The first case of COVID-19 was reported on December 31 and the source of the outbreak has been linked to a wet market in Wuhan (Hubei province, China). Since then, human-to-human transmission of the virus has been confirmed.

Cases of the virus have been confirmed in numerous countries and territories worldwide. On March 11, the World Health Organization (WHO) declared the global outbreak a pandemic. Virus-screening and quarantining measures are being implemented at airports worldwide, as well as extensive travel restrictions.

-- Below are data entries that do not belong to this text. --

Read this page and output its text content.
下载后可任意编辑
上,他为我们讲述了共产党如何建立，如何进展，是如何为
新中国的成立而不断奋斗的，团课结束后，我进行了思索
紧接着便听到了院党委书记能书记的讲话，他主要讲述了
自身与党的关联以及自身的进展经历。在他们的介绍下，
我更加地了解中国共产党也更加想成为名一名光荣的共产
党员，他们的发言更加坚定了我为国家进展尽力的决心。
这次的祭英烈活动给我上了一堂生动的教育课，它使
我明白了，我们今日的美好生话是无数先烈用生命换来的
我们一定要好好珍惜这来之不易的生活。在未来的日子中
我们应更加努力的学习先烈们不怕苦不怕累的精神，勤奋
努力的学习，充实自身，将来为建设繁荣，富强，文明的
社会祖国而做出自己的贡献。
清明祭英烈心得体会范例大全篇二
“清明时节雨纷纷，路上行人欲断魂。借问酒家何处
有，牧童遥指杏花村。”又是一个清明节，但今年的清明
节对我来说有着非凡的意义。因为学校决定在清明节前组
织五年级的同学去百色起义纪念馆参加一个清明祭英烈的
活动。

The most common symptoms of COVID-19 are fever, dry cough, and tiredness. Some patients may experience other symptoms such as body pains, nasal congestion, headache, conjunctivitis, sore throat, diarrhea, loss of taste or smell or a rash on skin or discoloration of fingers or toes. These symptoms (in most cases mild) appear gradually. Generally, most patients (around 80 percent) recover from the disease without being hospitalized.

Advice

Measures adopted by local authorities evolve quickly and are usually effective immediately. Depending on the evolution of the outbreak in other countries, authorities are likely to modify, at very short notice, the list of countries whose travelers are subject to border control measures or entry restrictions upon their arrival to the territory in question. It is advised to postpone nonessential travel due to the risk that travelers may be refused entry or be subject to quarantine upon their arrival or during their stay. To reduce the risk of transmission, travelers are advised to abide by the following measures:

  • Frequently clean hands by applying an alcohol-based hand rub or washing with soap and water.
  • When coughing and sneezing, cover mouth and nose with a flexed elbow or tissue; if used, throw the tissue away immediately and wash hands.
  • If experiencing a fever, cough, difficulty breathing, or any other symptoms suggestive of respiratory illness, including pneumonia, call emergency services before going to the doctor or hospital to prevent the potential spread of the disease.